Wir sind vormittags wieder in Hanau, ein kleiner Teil von uns belädt noch einen LKW mit Hilfsgütern für den nächsten Transport von »Kliniken helfen«. Etwas müde, aber glücklich fahre ich nach Hause. Ja und nun? Auf der Fahrt hänge ich lange meinen Gedanken und Erlebnissen nach. Ich glaube, es dauert noch etwas, bis ich alles verarbeitet habe. An einem Abend habe ich in die Runde gefragt: »Was war euer schönster Moment in dieser Woche?«. Es gab viele verschiedene Antworten.

Ich kann nur nochmal sagen, man muss es erlebt haben!

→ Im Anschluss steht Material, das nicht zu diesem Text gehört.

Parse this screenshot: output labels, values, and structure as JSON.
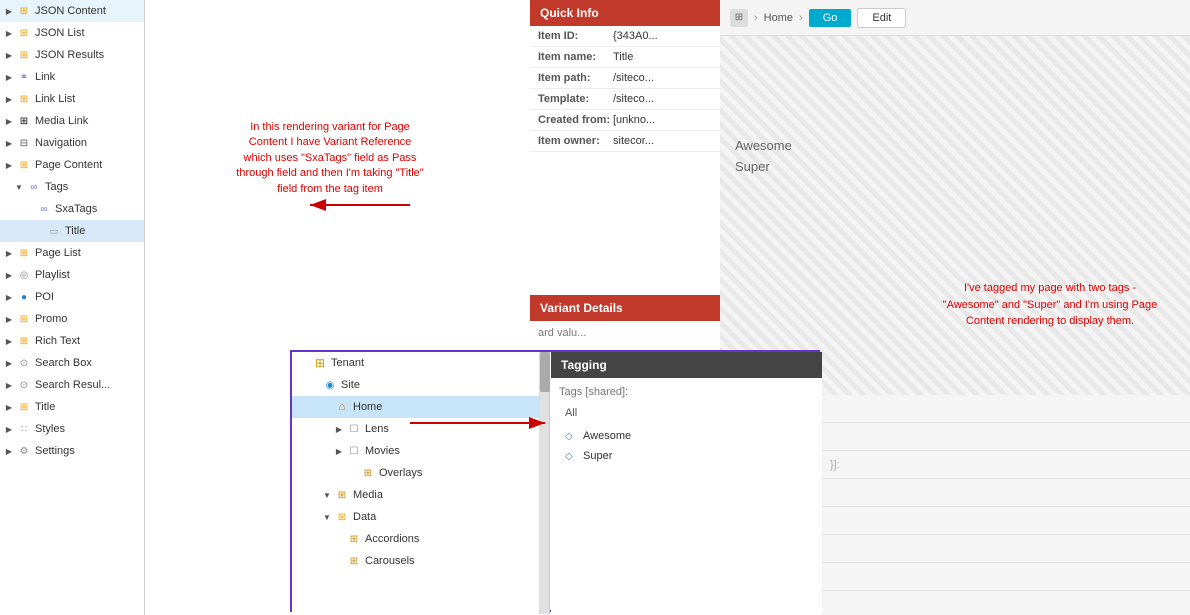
{
  "leftPanel": {
    "items": [
      {
        "id": "json-content",
        "label": "JSON Content",
        "icon": "⊞",
        "indent": 0,
        "hasArrow": true
      },
      {
        "id": "json-list",
        "label": "JSON List",
        "icon": "⊞",
        "indent": 0,
        "hasArrow": true
      },
      {
        "id": "json-results",
        "label": "JSON Results",
        "icon": "⊞",
        "indent": 0,
        "hasArrow": true
      },
      {
        "id": "link",
        "label": "Link",
        "icon": "⚭",
        "indent": 0,
        "hasArrow": true
      },
      {
        "id": "link-list",
        "label": "Link List",
        "icon": "⊞",
        "indent": 0,
        "hasArrow": true
      },
      {
        "id": "media-link",
        "label": "Media Link",
        "icon": "⊞",
        "indent": 0,
        "hasArrow": true
      },
      {
        "id": "navigation",
        "label": "Navigation",
        "icon": "⊟",
        "indent": 0,
        "hasArrow": true
      },
      {
        "id": "page-content",
        "label": "Page Content",
        "icon": "⊞",
        "indent": 0,
        "hasArrow": true
      },
      {
        "id": "tags",
        "label": "Tags",
        "icon": "∞",
        "indent": 1,
        "hasArrow": true,
        "isSelected": false
      },
      {
        "id": "sxatags",
        "label": "SxaTags",
        "icon": "∞",
        "indent": 2,
        "hasArrow": false
      },
      {
        "id": "title-child",
        "label": "Title",
        "icon": "▭",
        "indent": 3,
        "hasArrow": false
      },
      {
        "id": "page-list",
        "label": "Page List",
        "icon": "⊞",
        "indent": 0,
        "hasArrow": true
      },
      {
        "id": "playlist",
        "label": "Playlist",
        "icon": "◎",
        "indent": 0,
        "hasArrow": true
      },
      {
        "id": "poi",
        "label": "POI",
        "icon": "●",
        "indent": 0,
        "hasArrow": true
      },
      {
        "id": "promo",
        "label": "Promo",
        "icon": "⊞",
        "indent": 0,
        "hasArrow": true
      },
      {
        "id": "rich-text",
        "label": "Rich Text",
        "icon": "⊞",
        "indent": 0,
        "hasArrow": true
      },
      {
        "id": "search-box",
        "label": "Search Box",
        "icon": "⊙",
        "indent": 0,
        "hasArrow": true
      },
      {
        "id": "search-results",
        "label": "Search Resul...",
        "icon": "⊙",
        "indent": 0,
        "hasArrow": true
      },
      {
        "id": "title",
        "label": "Title",
        "icon": "⊞",
        "indent": 0,
        "hasArrow": true
      },
      {
        "id": "styles",
        "label": "Styles",
        "icon": "∷",
        "indent": 0,
        "hasArrow": true
      },
      {
        "id": "settings",
        "label": "Settings",
        "icon": "⚙",
        "indent": 0,
        "hasArrow": true
      }
    ]
  },
  "annotation": {
    "text": "In this rendering variant for Page Content I have Variant Reference which uses \"SxaTags\" field as Pass through field and then I'm taking \"Title\" field from the tag item"
  },
  "overlayTree": {
    "items": [
      {
        "id": "tenant",
        "label": "Tenant",
        "icon": "⊞",
        "indent": 0,
        "hasArrow": false
      },
      {
        "id": "site",
        "label": "Site",
        "icon": "◉",
        "indent": 1,
        "hasArrow": false
      },
      {
        "id": "home",
        "label": "Home",
        "icon": "⌂",
        "indent": 2,
        "hasArrow": false,
        "isSelected": true
      },
      {
        "id": "lens",
        "label": "Lens",
        "icon": "☐",
        "indent": 3,
        "hasArrow": true
      },
      {
        "id": "movies",
        "label": "Movies",
        "icon": "☐",
        "indent": 3,
        "hasArrow": true
      },
      {
        "id": "overlays",
        "label": "Overlays",
        "icon": "⊞",
        "indent": 4,
        "hasArrow": false
      },
      {
        "id": "media",
        "label": "Media",
        "icon": "⊞",
        "indent": 2,
        "hasArrow": true
      },
      {
        "id": "data",
        "label": "Data",
        "icon": "⊞",
        "indent": 2,
        "hasArrow": true
      },
      {
        "id": "accordions",
        "label": "Accordions",
        "icon": "⊞",
        "indent": 3,
        "hasArrow": false
      },
      {
        "id": "carousels",
        "label": "Carousels",
        "icon": "⊞",
        "indent": 3,
        "hasArrow": false
      }
    ]
  },
  "tagging": {
    "header": "Tagging",
    "label": "Tags",
    "labelSuffix": "[shared]:",
    "allText": "All",
    "tags": [
      {
        "label": "Awesome",
        "icon": "◇"
      },
      {
        "label": "Super",
        "icon": "◇"
      }
    ]
  },
  "quickInfo": {
    "header": "Quick Info",
    "rows": [
      {
        "key": "Item ID:",
        "value": "{343A0..."
      },
      {
        "key": "Item name:",
        "value": "Title"
      },
      {
        "key": "Item path:",
        "value": "/siteco..."
      },
      {
        "key": "Template:",
        "value": "/siteco..."
      },
      {
        "key": "Created from:",
        "value": "[unkno..."
      },
      {
        "key": "Item owner:",
        "value": "sitecor..."
      }
    ]
  },
  "variantDetails": {
    "header": "Variant Details",
    "valueLabel": "ard valu..."
  },
  "topBar": {
    "icon": "⊞",
    "homePath": "Home",
    "goLabel": "Go",
    "editLabel": "Edit"
  },
  "preview": {
    "label1": "Awesome",
    "label2": "Super"
  },
  "rightAnnotation": {
    "text": "I've tagged my page with two tags - \"Awesome\" and \"Super\" and I'm using Page Content rendering to display them."
  },
  "bottomRows": [
    {
      "text": ""
    },
    {
      "text": ""
    },
    {
      "text": ""
    },
    {
      "text": ""
    },
    {
      "text": "}]:"
    },
    {
      "text": ""
    },
    {
      "text": ""
    },
    {
      "text": ""
    }
  ]
}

Die strahlenden Kinderaugen, die vielen verschiedenen Helfer »side by side«, egal welchen Alters, welcher Berufe, ob Club oder nicht, alle haben den Wunsch, Kindern zu helfen und für einen Augenblick ein Kind glücklich zu machen, die Gespräche…Mein Gefühl sagt mir, wir haben das Richtige getan. Wir sind der Teil eines großartigen, wunderbaren Netzwerkes, das sich die Zeit nimmt, etwas Glück und Liebe in diese heutige Welt zu tragen. Nach dieser Woche weiß ich, wie gut wir es haben und dass dieser Konvoi nicht mein letzter war. Danke! Danke an alle, die es möglich machen, dass dieser Weihnachtspäckchenkonvoi jedes Jahr wieder auf Tour gehen kann. Nur durch die zahlreichen Helfer und Spender ist der Konvoi zu dem geworden, was er heute ist, für die herzliche Aufnahme in euren Runden, für die Gespräche.

Sabine ACT 47

Ein besonderer Gänsehautmoment

Es ist ganz schön kalt, die Sonne ziert sich noch etwas - im Zentrallager in Hanau. Einige Trucks sind schon da und ich sehe lauter rote Jacken, gelbe Warnwesten… Ja, ist denn heute schon Weihnachten? Fast! Es wuselt nur so von rot gekleideten Ladies und Tablern, die Aufbruchsstimmung ist spürbar, mit Händen greifbar. Einige versuchen sich mit heißem Kaffee, Tee, Eintopf und Würstchen aufzuwärmen. Ständig kommen neue »Rotjacken« hinzu mit ihren Schlafsäcken, Rucksäcken und den allerletzten Weihnachtspäckchen. Ja, die Weihnachtspäckchen! 65.000 Päckchen waren im Vorfeld in Kindergärten und Schulen von Kindern gepackt, von Ladies und Tablern (old and young) eingesammelt, in Depots zwischengelagert und dann nach Hanau gebracht und in die Trucks verladen worden. Alle Anwesenden warten jetzt nur noch darauf, dass es endlich losgeht! Vorher gibt es aber noch einige Ansprachen, aus der ganz klar die von Holger durch seine brillante Eloquenz heraussticht. Holger spricht uns allen aus der Seele, so dass wir Nachredner uns kurz, sehr kurz fassen können! Wir alle sind stolz, Teil dieser »four clubs« zu sein, wir sind berührt von dem Engagement so vieler Ladies und Tabler und empfinden Bewunderung, für diejenigen, die den weiten Weg auf sich nehmen, um Kindern in Rumänien, der Ukraine und Moldawien zu Weihnachten eine Freude zu bereiten und ein Lächeln in die Kindergesichter zu zaubern. Nach den Ansprachen und dem Verteilen des »Weihnachtspäckchenkalenders« als kleines Dankeschön für alle Helfer und den letzten Anweisungen von Nicole an alle Fahrer, ist es endlich soweit. Die Polizei sperrt die Zufahrtsstraße und die 19 Lastwagen, Busse, Transporter und Begleitautos mit 65.000 Päckchen und geschätzten 120 Ladies, Tablern und Fahrern an Bord fahren mit lautem Gehupe und Getöse davon. Es mag pathetisch klingen, aber jeder, der bei der Abfahrt »des Konvois« einmal dabei war, weiß, dass es stimmt: es ist ein besonderer Gänsehautmoment, in dem man sich nur eines wünscht, selbst dabei sein zu können. Eines ist sicher, nächstes Jahr bin ich auf jeden Fall wieder beim Start in Hanau, eher mit als ohne rote Jacke!